Hi All,
A little background first. I have a system where I have a set of rolling
indexes.
For example
Index 22
Index 23, etc.
There is an alias set up that points to the most recent, complete index.
current -> 22.
After the importer finishes importing the new version of the index, it
updates the alias and deletes the older versions.
When doing queries against elasticsearch, I work against the current alias
and if it 404's, I simply repeat the operation because of an alias
delete/create race.
This is all working ok for us so far.
Now, I want to do one additional thing. I want to be able to take the
search queries being issued by the user that are paged, and use those to do
a complete, atomic dump of the documents in the query. Basically the same
thing as running the query with size=Infinity. I want to do this, so I
don't miss or duplicate any entries in the result set.

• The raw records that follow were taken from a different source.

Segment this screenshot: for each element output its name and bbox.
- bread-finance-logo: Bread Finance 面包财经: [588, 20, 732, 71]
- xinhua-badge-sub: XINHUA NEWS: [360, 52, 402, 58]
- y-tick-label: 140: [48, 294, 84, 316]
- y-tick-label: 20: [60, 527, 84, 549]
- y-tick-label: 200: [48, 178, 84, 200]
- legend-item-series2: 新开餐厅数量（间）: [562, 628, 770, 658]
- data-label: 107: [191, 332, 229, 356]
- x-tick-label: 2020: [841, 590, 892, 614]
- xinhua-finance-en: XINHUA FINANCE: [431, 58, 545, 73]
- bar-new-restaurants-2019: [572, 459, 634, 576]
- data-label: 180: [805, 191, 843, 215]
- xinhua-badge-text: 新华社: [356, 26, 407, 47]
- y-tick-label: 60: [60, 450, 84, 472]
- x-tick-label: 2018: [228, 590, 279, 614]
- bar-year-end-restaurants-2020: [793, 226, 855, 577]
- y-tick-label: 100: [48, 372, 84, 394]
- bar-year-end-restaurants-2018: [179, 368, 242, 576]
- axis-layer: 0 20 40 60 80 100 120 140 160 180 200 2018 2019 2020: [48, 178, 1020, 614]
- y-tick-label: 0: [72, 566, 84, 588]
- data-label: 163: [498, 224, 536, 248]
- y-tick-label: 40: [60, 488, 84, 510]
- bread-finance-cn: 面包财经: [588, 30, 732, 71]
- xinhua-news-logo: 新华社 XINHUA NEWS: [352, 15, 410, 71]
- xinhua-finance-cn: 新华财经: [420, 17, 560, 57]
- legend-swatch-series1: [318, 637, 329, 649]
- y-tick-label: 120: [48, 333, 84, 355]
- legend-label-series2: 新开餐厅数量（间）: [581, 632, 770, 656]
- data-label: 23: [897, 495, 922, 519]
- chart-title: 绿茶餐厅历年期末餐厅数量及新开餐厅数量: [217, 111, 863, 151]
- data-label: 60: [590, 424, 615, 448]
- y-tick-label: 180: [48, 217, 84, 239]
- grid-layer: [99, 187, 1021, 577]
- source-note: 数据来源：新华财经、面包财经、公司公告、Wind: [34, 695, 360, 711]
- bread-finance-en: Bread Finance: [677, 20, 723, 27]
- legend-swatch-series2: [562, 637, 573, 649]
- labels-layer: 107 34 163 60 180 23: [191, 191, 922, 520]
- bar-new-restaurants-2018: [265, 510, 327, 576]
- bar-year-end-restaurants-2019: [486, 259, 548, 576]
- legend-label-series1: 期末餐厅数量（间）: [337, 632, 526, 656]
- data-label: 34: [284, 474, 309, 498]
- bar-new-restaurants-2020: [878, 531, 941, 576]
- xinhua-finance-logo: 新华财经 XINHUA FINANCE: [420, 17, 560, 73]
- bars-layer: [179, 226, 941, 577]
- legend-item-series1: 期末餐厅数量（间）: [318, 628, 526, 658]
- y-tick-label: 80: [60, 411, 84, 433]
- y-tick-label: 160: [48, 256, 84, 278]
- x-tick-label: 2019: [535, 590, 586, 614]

I'm ok if it takes a
long time. This does not seem to work though. If I do the search with
size=250000000 and search_type=query_and_fetch it doesn't work. It just
sits there doing nothing as far as I can tell. Is there a mode similar to
this I could use that would?
The only other option I can see is the scroll api. I'm not sure that is
safe to use with the current alias/delete index rolling that I am doing. Is
it safe? If you have an open scroll_id, what happens when you try and
delete the real index? Does the scroll_id go invalid? Does it try and point
to the new data instead of the old resulting in badness?
Thanks,
Kevin
--